Catastrophic Blues

January 18th, 2025, 8:08 AM by Goddess

My people seem nervous.

I promise, I have given them no reason to be.

They are feeling a sort of way, and I love them because they are good at anticipating (and being ready to fix) problems.

I remember after a big layoff, I got a call from above. “WHAT ARE YOU TELLING YOUR PEOPLE.”

Um, what?

Partly it was that I was candid about that and previous layoffs.

The bigger part — that they were talking amongst themselves and with people who had just been laid off — was a thousand percent out of my control.

The biggest part was that I had three immediate quits afterward. Two to avoid a similar fate (in their minds; this never came from me), one because she was struggling with the doubled load.

I still try to be candid. Less so than before, though. I gotta look out for me more than ever now.

So, I withdraw when I’m in my head.

They figured this out.

One said to me they were especially nervous because their investments aren’t doing well.

Like, if something happens, they don’t have the cushion to fall back on that they’d hoped to amass.

That just about broke me. Half because they feel that way. Half because “I” have the same low-key worry.

I pretend to act dumb about math and money. And sometimes I do things like spending five grand to see The Eras Tour … four times.

I don’t regret it. I would have regretted NOT doing it.

Also, I used a combo of cash and credit, and I paid off that credit as soon as I could.

But I am also pretty smart about money. My mom became the family caregiver, yes, but she turned out to be a phenomenal saver and accountant.

And among the compliments she showered on me, was that I was very good at that myself.

Anyway, hearing concerns about sad broker accounts hit me hard.

After all, Little Miss Speculative Risk Lover over here bought a bunch of quantum stocks and saw those drop 50% last Wednesday. In one day. Fuckin ouch.

So I sold off my DOGE and a couple cryptos to get liquid again.

Yes I should have kept DOGE for FOTUS’ inauguration. But I was getting nervy and I wanted my profits banked while I wait for quantum to crawl all Mr. Hankey-like out of the shitter.

Look, we don’t live in a fair world. Continuous employment is not guaranteed unless you’re Howler, probably. Being able to get a new job at the same/better salary, within a year, is a pipe dream.

Fascism and the adjudicated rapist rattling stocks on an hourly basis is really the only guarantee.

Also your house could get sold out from under you or engulfed in a wildfire.

And all the cash and jewelry you stuck in a fire box in your freezer could get washed out to sea in a hurricane.
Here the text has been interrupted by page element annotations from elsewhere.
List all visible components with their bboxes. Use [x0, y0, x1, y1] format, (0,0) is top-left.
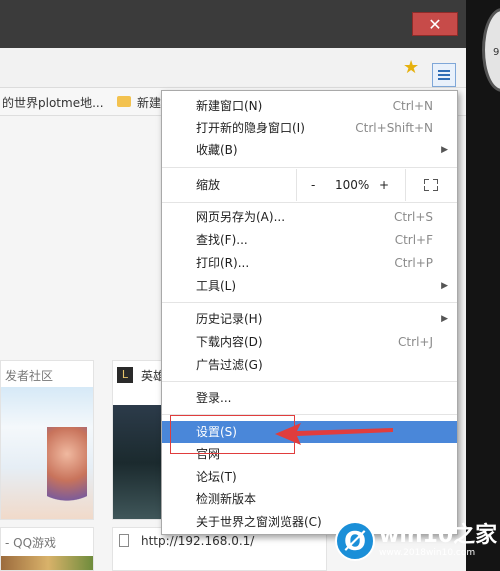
menu-item-shortcut: Ctrl+P: [394, 256, 433, 270]
title-bar: ✕: [0, 0, 466, 48]
zoom-in-button[interactable]: +: [379, 169, 389, 201]
menu-item-label: 新建窗口(N): [196, 99, 263, 113]
menu-item-label: 下载内容(D): [196, 335, 263, 349]
tile-thumbnail: [1, 387, 93, 519]
menu-item-incognito[interactable]: 打开新的隐身窗口(I) Ctrl+Shift+N: [162, 117, 457, 139]
toolbar: ★: [0, 48, 466, 88]
menu-item-label: 检测新版本: [196, 492, 257, 506]
menu-item-label: 查找(F)...: [196, 233, 248, 247]
watermark-url: www.2018win10.com: [379, 548, 476, 558]
folder-icon: [117, 96, 131, 107]
win10-logo-icon: Ø: [335, 521, 375, 561]
submenu-arrow-icon: ▶: [441, 314, 448, 324]
menu-item-label: 打开新的隐身窗口(I): [196, 121, 305, 135]
menu-item-label: 网页另存为(A)...: [196, 210, 286, 224]
page-icon: [119, 534, 129, 547]
tile-title: - QQ游戏: [5, 536, 57, 550]
zoom-out-button[interactable]: -: [311, 169, 315, 201]
zoom-row: 缩放 - 100% +: [162, 169, 457, 201]
menu-item-shortcut: Ctrl+F: [394, 233, 433, 247]
menu-item-label: 打印(R)...: [196, 256, 250, 270]
fullscreen-icon[interactable]: [424, 179, 438, 191]
menu-item-print[interactable]: 打印(R)... Ctrl+P: [162, 252, 457, 274]
menu-item-label: 论坛(T): [196, 470, 237, 484]
submenu-arrow-icon: ▶: [441, 281, 448, 291]
zoom-controls: - 100% +: [296, 169, 406, 201]
menu-item-history[interactable]: 历史记录(H) ▶: [162, 308, 457, 330]
menu-item-label: 收藏(B): [196, 143, 238, 157]
zoom-label: 缩放: [196, 178, 221, 192]
hamburger-icon-line: [438, 78, 450, 80]
menu-item-forum[interactable]: 论坛(T): [162, 466, 457, 488]
menu-item-favorites[interactable]: 收藏(B) ▶: [162, 139, 457, 161]
tile-thumbnail: [113, 405, 161, 519]
submenu-arrow-icon: ▶: [441, 145, 448, 155]
menu-item-shortcut: Ctrl+Shift+N: [355, 121, 433, 135]
menu-item-label: 工具(L): [196, 279, 237, 293]
speed-dial-tile[interactable]: 发者社区: [0, 360, 94, 520]
speed-dial-tile[interactable]: L 英雄: [112, 360, 162, 520]
menu-separator: [162, 202, 457, 203]
hamburger-icon-line: [438, 70, 450, 72]
menu-item-tools[interactable]: 工具(L) ▶: [162, 275, 457, 297]
menu-item-label: 关于世界之窗浏览器(C): [196, 515, 322, 529]
menu-separator: [162, 302, 457, 303]
pointer-arrow-icon: [275, 423, 393, 445]
tile-title: http://192.168.0.1/: [141, 534, 255, 548]
menu-item-shortcut: Ctrl+S: [393, 210, 433, 224]
clock-number: 9: [493, 47, 500, 58]
menu-item-label: 登录...: [196, 391, 232, 405]
tile-title: 英雄: [141, 369, 161, 383]
hamburger-icon-line: [438, 74, 450, 76]
menu-separator: [162, 381, 457, 382]
star-icon[interactable]: ★: [403, 57, 419, 78]
menu-item-new-window[interactable]: 新建窗口(N) Ctrl+N: [162, 95, 457, 117]
menu-item-ad-filter[interactable]: 广告过滤(G): [162, 354, 457, 376]
menu-item-check-update[interactable]: 检测新版本: [162, 488, 457, 510]
menu-item-save-as[interactable]: 网页另存为(A)... Ctrl+S: [162, 206, 457, 228]
tile-thumbnail: [1, 556, 93, 570]
watermark-brand: win10之家: [379, 523, 498, 548]
bookmark-folder[interactable]: 新建: [137, 94, 161, 111]
speed-dial-tile[interactable]: - QQ游戏: [0, 527, 94, 571]
menu-item-login[interactable]: 登录...: [162, 387, 457, 409]
browser-window: ✕ ★ 的世界plotme地... 新建 发者社区 L 英雄 - QQ游戏 ht…: [0, 0, 466, 571]
menu-item-downloads[interactable]: 下载内容(D) Ctrl+J: [162, 331, 457, 353]
menu-item-shortcut: Ctrl+J: [398, 335, 433, 349]
main-menu: 新建窗口(N) Ctrl+N 打开新的隐身窗口(I) Ctrl+Shift+N …: [161, 90, 458, 535]
menu-item-label: 广告过滤(G): [196, 358, 263, 372]
desktop-clock-gadget: 9: [482, 8, 500, 92]
close-button[interactable]: ✕: [412, 12, 458, 36]
watermark: Ø win10之家 www.2018win10.com: [333, 515, 500, 571]
lol-logo-icon: L: [117, 367, 133, 383]
menu-item-shortcut: Ctrl+N: [392, 99, 433, 113]
bookmark-item[interactable]: 的世界plotme地...: [2, 94, 104, 111]
menu-button[interactable]: [432, 63, 456, 87]
menu-item-label: 历史记录(H): [196, 312, 263, 326]
menu-separator: [162, 167, 457, 168]
menu-item-find[interactable]: 查找(F)... Ctrl+F: [162, 229, 457, 251]
tile-title: 发者社区: [5, 369, 54, 383]
zoom-value: 100%: [335, 178, 370, 192]
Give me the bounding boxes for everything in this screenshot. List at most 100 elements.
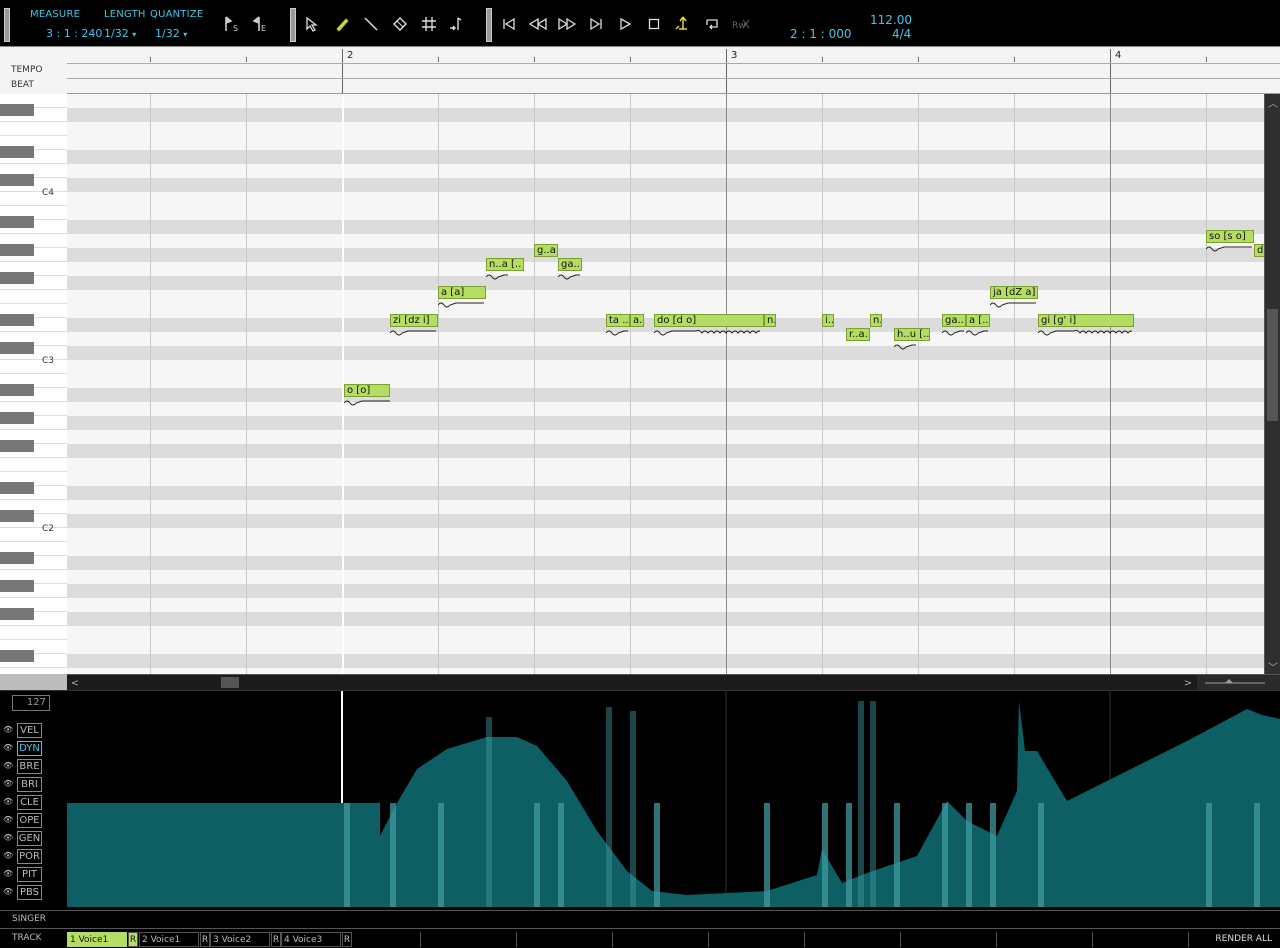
go-to-end-button[interactable] [584,12,608,36]
scroll-right-icon[interactable]: > [1181,676,1195,690]
vibrato-curve[interactable] [942,328,964,336]
tempo-row[interactable] [67,63,1280,78]
black-key[interactable] [0,146,34,158]
note[interactable]: gi [g' i] [1038,314,1134,327]
vibrato-curve[interactable] [390,328,436,336]
black-key[interactable] [0,552,34,564]
vibrato-curve[interactable] [990,300,1036,308]
track-tab-1[interactable]: 1 Voice1 [67,932,127,947]
control-graph[interactable] [67,691,1280,907]
render-toggle-4[interactable]: R [342,932,352,947]
velocity-bar[interactable] [1038,803,1044,907]
measure-ruler[interactable]: 2 3 4 [67,47,1280,63]
pencil-tool-button[interactable] [330,12,354,36]
eye-icon[interactable]: 👁 [3,869,15,879]
white-key[interactable] [0,122,67,136]
end-marker-button[interactable]: E [248,12,272,36]
note[interactable]: n.. [764,314,776,327]
note[interactable]: a [.. [966,314,990,327]
note[interactable]: so [s o] [1206,230,1254,243]
vibrato-curve[interactable] [438,300,484,308]
black-key[interactable] [0,440,34,452]
piano-keyboard[interactable]: C4 C3 C2 [0,94,67,674]
note[interactable]: i.. [822,314,834,327]
note[interactable]: o [o] [344,384,390,397]
toolbar-grip[interactable] [290,8,296,42]
note[interactable]: do [d o] [654,314,764,327]
white-key[interactable] [0,528,67,542]
velocity-bar[interactable] [654,803,660,907]
velocity-bar[interactable] [942,803,948,907]
note[interactable]: zi [dz i] [390,314,438,327]
note[interactable]: ja [dZ a] [990,286,1038,299]
quantize-dropdown[interactable]: 1/32 ▾ [155,27,187,40]
auto-scroll-button[interactable] [671,12,695,36]
velocity-bar[interactable] [630,711,636,907]
note[interactable]: n..a [.. [486,258,524,271]
scroll-up-icon[interactable]: ︿ [1266,95,1280,110]
toolbar-grip[interactable] [4,8,10,42]
param-pbs[interactable]: 👁 PBS [3,884,42,900]
velocity-bar[interactable] [846,803,852,907]
black-key[interactable] [0,244,34,256]
note[interactable]: ta ... [606,314,630,327]
eye-icon[interactable]: 👁 [3,833,15,843]
param-cle[interactable]: 👁 CLE [3,794,42,810]
line-tool-button[interactable] [359,12,383,36]
param-por[interactable]: 👁 POR [3,848,42,864]
black-key[interactable] [0,650,34,662]
render-toggle-3[interactable]: R [271,932,281,947]
vibrato-curve[interactable] [558,272,580,280]
black-key[interactable] [0,608,34,620]
black-key[interactable] [0,510,34,522]
stop-button[interactable] [642,12,666,36]
black-key[interactable] [0,216,34,228]
white-key[interactable] [0,626,67,640]
vertical-scroll-thumb[interactable] [1267,309,1278,421]
start-marker-button[interactable]: S [220,12,244,36]
black-key[interactable] [0,272,34,284]
black-key[interactable] [0,174,34,186]
black-key[interactable] [0,482,34,494]
velocity-bar[interactable] [764,803,770,907]
velocity-bar[interactable] [534,803,540,907]
auto-vibrato-button[interactable] [444,12,468,36]
black-key[interactable] [0,384,34,396]
vibrato-curve[interactable] [966,328,988,336]
vibrato-curve[interactable] [894,342,916,350]
rewind-button[interactable] [526,12,550,36]
vibrato-curve[interactable] [1038,328,1132,336]
dynamics-curve[interactable] [67,701,1280,907]
param-gen[interactable]: 👁 GEN [3,830,42,846]
scroll-down-icon[interactable]: ﹀ [1266,659,1280,674]
fast-forward-button[interactable] [555,12,579,36]
horizontal-scroll-thumb[interactable] [221,677,239,688]
velocity-bar[interactable] [990,803,996,907]
note[interactable]: a [a] [438,286,486,299]
param-ope[interactable]: 👁 OPE [3,812,42,828]
vibrato-curve[interactable] [606,328,628,336]
black-key[interactable] [0,314,34,326]
eye-icon[interactable]: 👁 [3,887,15,897]
velocity-bar[interactable] [438,803,444,907]
velocity-bar[interactable] [558,803,564,907]
note[interactable]: ga.. [558,258,582,271]
black-key[interactable] [0,580,34,592]
go-to-start-button[interactable] [497,12,521,36]
white-key[interactable] [0,290,67,304]
black-key[interactable] [0,412,34,424]
render-toggle-1[interactable]: R [128,932,138,947]
velocity-bar[interactable] [822,803,828,907]
render-all-button[interactable]: RENDER ALL [1215,934,1272,944]
velocity-bar[interactable] [606,707,612,907]
note[interactable]: n.. [870,314,882,327]
velocity-bar[interactable] [486,717,492,907]
white-key[interactable] [0,668,67,674]
beat-row[interactable] [67,78,1280,94]
param-bre[interactable]: 👁 BRE [3,758,42,774]
eye-icon[interactable]: 👁 [3,761,15,771]
vibrato-curve[interactable] [1206,244,1252,252]
length-dropdown[interactable]: 1/32 ▾ [104,27,136,40]
render-toggle-2[interactable]: R [200,932,210,947]
note[interactable]: r..a.. [846,328,870,341]
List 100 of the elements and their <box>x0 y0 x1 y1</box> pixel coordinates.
And your mom could die and your favorite cat could die and all your friends could die (and have) and then you’re also broke and unemployed and your family heirlooms are gone and you can’t even find a steak knife to slit your wrists with.

Anyway.

When my person expressed fears, I showed her my tarot card of the day in response.

The Four of Swords.

I said, “If we feel a certain way, this card reminds us there are still options available to us to save our own day.”

She too is a reader. And she loved that response. She said she will meditate on that card as soon as we hang up.

I wish we all lived in a world where we didn’t have health care and 401(k)s and brokerage accounts and general well-being connected to something that can end at any moment, for whatever reason.

I also wish we could all just wander off into the woods and be able to find food, shelter and sanity whenever we wished.

And I really wish that, once you’ve had enough catastrophic losses in your life, you didn’t always still have to worry about the next one.